Evolutionary stability and resistance to cheating in an indirect reciprocity model based on reputation

TL;DR

This paper analyzes the stability of third-order reputation strategies in indirect reciprocity, revealing conditions under which honest populations resist cheaters, influenced by witnessing probabilities and a Hamilton-like rule.

Contribution

It systematically identifies evolutionarily stable third-order strategies and introduces a Hamilton-like rule governing resistance to cheaters in reputation-based models.

Findings

Stable strategies resist invasions by similar moral assessment strategies.

Cheaters can invade stable populations when the probability of being witnessed is low.

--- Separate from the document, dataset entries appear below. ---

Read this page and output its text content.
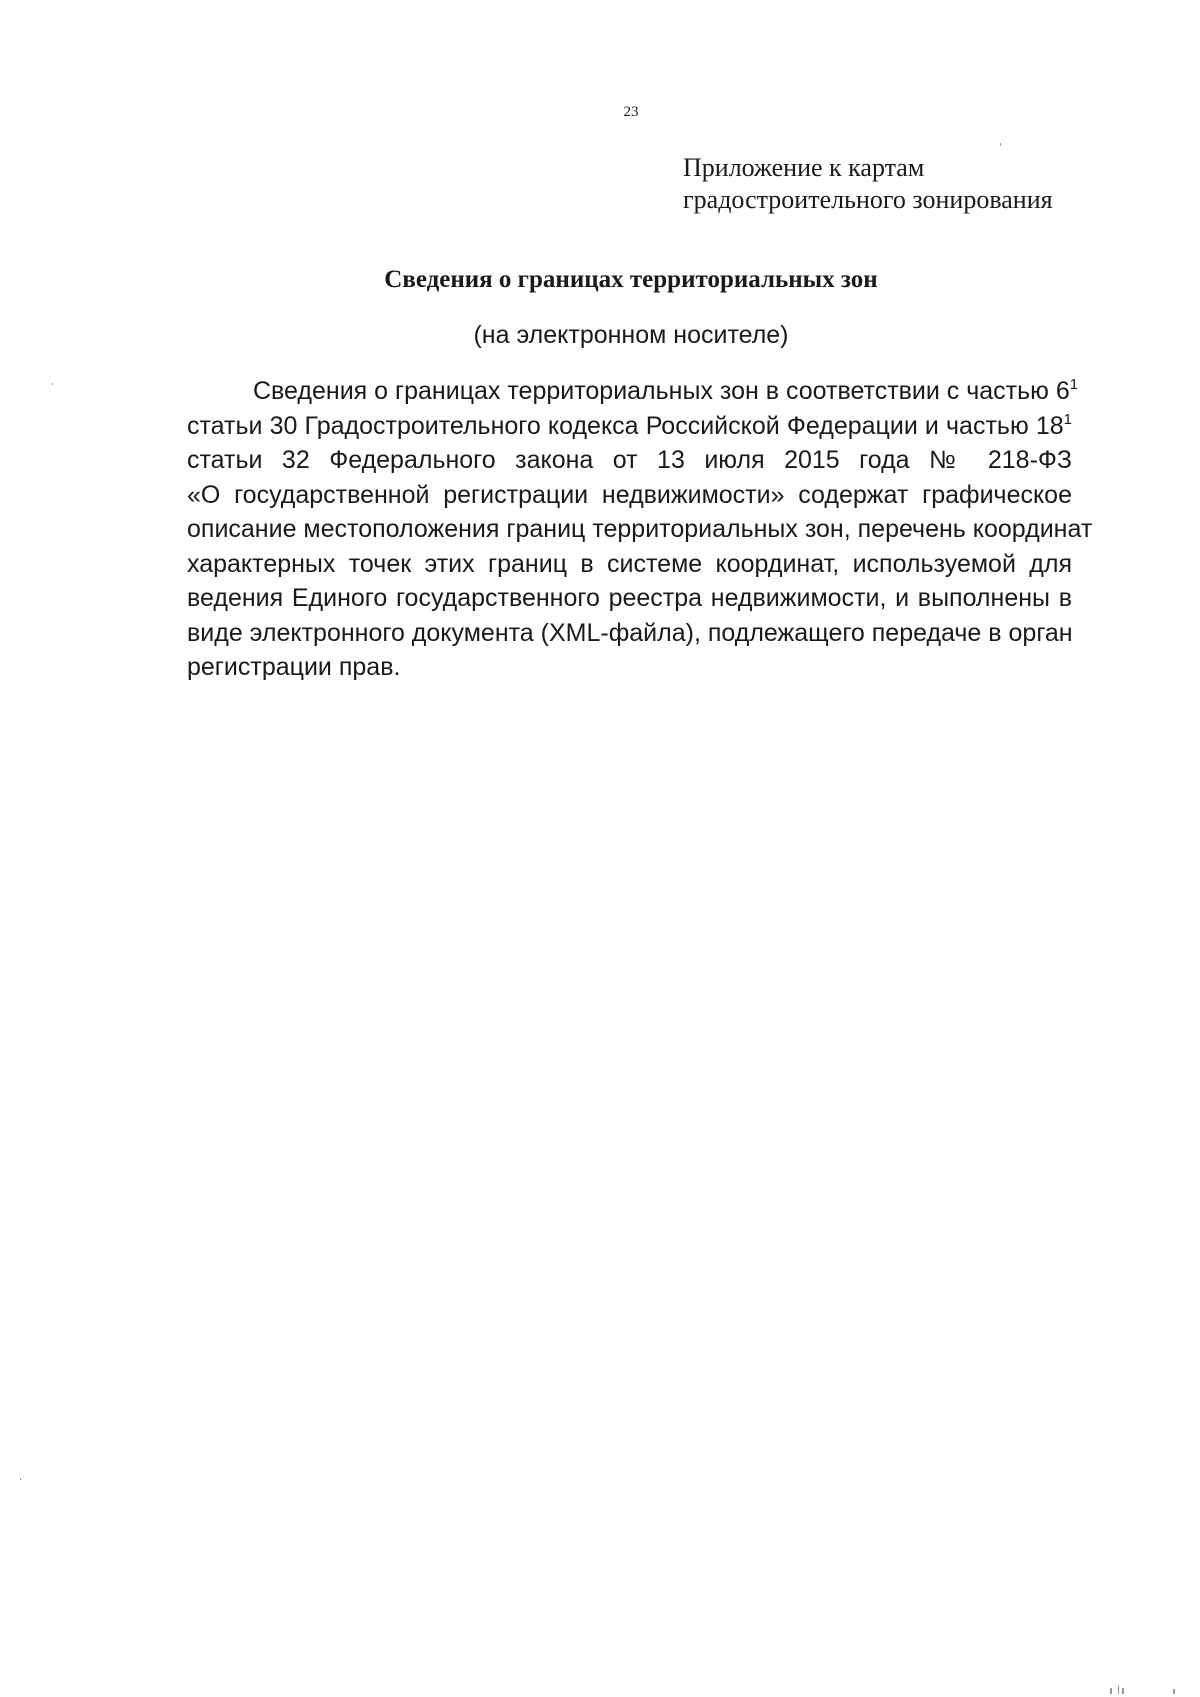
23
Приложение к картам
градостроительного зонирования
Сведения о границах территориальных зон
(на электронном носителе)
Сведения о границах территориальных зон в соответствии с частью $6^1$
статьи 30 Градостроительного кодекса Российской Федерации и частью $18^1$
статьи 32 Федерального закона от 13 июля 2015 года № 218-ФЗ
«О государственной регистрации недвижимости» содержат графическое
описание местоположения границ территориальных зон, перечень координат
характерных точек этих границ в системе координат, используемой для
ведения Единого государственного реестра недвижимости, и выполнены в
виде электронного документа (XML-файла), подлежащего передаче в орган
регистрации прав.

The resistance to cheaters depends on a Hamilton-like rule involving discovery probability.

Abstract

Indirect reciprocity is one of the main mechanisms to explain the emergence and sustainment of altruism in societies. The standard approach to indirect reciprocity are reputation models. These are games in which players base their decisions on their opponent's reputation gained in past interactions with other players (moral assessment). The combination of actions and moral assessment leads to a large diversity of strategies, thus determining the stability of any of them against invasions by all the others is a difficult task. We use a variant of a previously introduced reputation-based model that let us systematically analyze all these invasions and determine which ones are successful. Accordingly we are able to identify the third-order strategies (those which, apart from the action, judge considering both the reputation of the donor and that of the recipient) that are evolutionarily stable. Our results reveal that if a strategy resists the invasion of any other one sharing its same moral assessment, it can resist the invasion of any other strategy. However, if actions are not always witnessed, cheaters (i.e., individuals with a probability of defecting regardless of the opponent's reputation) have a chance to defeat the stable strategies for some choices of the probabilities of cheating and of being witnessed. Remarkably, by analyzing this issue with adaptive dynamics we find that whether a honest population resists the invasion of cheaters is determined by a Hamilton-like rule---with the probability that the cheat is discovered playing the role of the relatedness parameter.